The Families First Coronavirus Response Act, which was signed into law by President Trump in late March, increased the federal government’s Medicaid match by 6.2%. That was supposed to mean an increase of $29 per day for Medicaid-funded residents, but instead the state only allotted $5 per day starting in July, local media reports detailed. The state defended the amount reduction as part of an effort to tighten the state budget. 

“Their excuse that this is ‘belt-tightening’ is unconscionable,” Robin Dale, president and CEO of the Washington Health Care Association, told local media. 

“They are taking the position that cutting funding for those on the front lines of the gravest health crisis in a century is somehow acceptable if it is explained away as ‘belt-tightening.’ They are saying that we can respond to the pandemic and protect our most vulnerable on five dollars a day,” Dale said. 

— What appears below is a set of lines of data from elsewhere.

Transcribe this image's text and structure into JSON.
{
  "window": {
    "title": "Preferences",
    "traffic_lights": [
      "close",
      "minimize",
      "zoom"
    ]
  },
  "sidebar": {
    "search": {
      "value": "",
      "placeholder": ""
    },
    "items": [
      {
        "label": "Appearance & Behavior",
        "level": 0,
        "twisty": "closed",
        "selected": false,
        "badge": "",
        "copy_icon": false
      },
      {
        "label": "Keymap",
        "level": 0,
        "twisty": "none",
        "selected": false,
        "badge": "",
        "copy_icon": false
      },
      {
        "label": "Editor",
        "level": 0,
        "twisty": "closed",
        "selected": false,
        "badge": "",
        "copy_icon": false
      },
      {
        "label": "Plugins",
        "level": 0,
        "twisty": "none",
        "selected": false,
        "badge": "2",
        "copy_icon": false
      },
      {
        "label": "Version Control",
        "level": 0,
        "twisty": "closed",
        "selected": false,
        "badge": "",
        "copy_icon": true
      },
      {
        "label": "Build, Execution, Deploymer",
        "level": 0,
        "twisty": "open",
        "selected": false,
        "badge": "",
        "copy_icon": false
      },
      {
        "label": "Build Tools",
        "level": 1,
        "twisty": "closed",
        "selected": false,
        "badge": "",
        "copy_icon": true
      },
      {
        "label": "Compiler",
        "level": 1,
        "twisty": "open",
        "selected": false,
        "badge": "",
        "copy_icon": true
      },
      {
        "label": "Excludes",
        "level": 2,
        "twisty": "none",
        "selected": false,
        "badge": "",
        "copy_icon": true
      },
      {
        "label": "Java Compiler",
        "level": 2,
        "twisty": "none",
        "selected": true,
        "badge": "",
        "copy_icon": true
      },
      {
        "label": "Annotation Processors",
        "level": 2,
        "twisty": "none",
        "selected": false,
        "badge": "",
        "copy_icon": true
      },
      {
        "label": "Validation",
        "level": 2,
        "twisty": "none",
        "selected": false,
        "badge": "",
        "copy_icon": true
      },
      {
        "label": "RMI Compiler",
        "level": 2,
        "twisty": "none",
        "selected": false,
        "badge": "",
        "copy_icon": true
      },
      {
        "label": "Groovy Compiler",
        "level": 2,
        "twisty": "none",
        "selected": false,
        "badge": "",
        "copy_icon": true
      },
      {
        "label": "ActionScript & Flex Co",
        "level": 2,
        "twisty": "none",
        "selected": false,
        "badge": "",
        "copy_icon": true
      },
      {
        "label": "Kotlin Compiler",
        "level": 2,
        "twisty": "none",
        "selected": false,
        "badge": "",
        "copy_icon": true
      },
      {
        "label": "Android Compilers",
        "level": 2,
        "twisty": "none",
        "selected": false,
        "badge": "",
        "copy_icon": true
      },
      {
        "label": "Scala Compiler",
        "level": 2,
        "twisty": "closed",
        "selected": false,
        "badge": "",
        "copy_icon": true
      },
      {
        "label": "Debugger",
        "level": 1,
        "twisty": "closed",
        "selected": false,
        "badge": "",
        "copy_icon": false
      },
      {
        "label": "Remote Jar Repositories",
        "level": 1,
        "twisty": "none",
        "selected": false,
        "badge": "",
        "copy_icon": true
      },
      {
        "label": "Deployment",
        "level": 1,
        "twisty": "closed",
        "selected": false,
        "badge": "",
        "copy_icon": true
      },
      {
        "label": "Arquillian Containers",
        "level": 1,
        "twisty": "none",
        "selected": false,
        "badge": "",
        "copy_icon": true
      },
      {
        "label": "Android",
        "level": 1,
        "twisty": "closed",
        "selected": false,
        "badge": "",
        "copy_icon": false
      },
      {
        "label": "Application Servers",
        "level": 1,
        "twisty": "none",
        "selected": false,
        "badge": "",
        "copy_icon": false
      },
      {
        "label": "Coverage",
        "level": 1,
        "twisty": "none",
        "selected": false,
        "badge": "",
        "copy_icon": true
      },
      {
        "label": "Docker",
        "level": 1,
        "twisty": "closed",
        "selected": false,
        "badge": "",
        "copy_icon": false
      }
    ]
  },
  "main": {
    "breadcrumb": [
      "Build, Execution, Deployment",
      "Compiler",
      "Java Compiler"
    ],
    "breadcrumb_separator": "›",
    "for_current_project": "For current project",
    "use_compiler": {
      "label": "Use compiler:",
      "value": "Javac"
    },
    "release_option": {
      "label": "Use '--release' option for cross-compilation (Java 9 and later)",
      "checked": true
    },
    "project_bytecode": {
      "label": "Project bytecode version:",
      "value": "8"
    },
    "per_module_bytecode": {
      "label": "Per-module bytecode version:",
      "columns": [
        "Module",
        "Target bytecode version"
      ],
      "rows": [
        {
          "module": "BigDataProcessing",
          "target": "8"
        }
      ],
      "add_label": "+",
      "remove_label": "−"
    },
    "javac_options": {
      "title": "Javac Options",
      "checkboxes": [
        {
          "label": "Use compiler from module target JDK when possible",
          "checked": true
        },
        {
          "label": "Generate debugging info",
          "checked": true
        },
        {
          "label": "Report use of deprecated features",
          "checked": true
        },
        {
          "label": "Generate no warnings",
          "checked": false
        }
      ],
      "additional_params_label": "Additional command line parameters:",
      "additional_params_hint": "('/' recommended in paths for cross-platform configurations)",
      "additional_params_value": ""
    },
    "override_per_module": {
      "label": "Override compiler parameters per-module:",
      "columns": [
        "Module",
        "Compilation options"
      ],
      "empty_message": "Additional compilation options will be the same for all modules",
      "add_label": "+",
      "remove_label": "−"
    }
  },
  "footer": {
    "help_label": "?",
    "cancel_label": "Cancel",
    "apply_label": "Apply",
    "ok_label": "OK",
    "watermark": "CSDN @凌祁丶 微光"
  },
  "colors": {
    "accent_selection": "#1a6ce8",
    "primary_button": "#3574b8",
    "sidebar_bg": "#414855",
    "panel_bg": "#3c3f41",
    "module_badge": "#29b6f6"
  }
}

Some providers in the state have reported that the crisis has increased costs for them to an average of $50 per person per day, according to LeadingAge Washington. 

“They need the support right now from our state and so, how you could then take the money that’s going to care for them during this emergency; it’s hard to even understand what the logic behind that was,” Alyssa Odegaard, vice president of public policy for LeadingAge Washington, said. 

Both organizations have sent a letter to Washington Gov. Jay Inslee (D) about the funding concerns.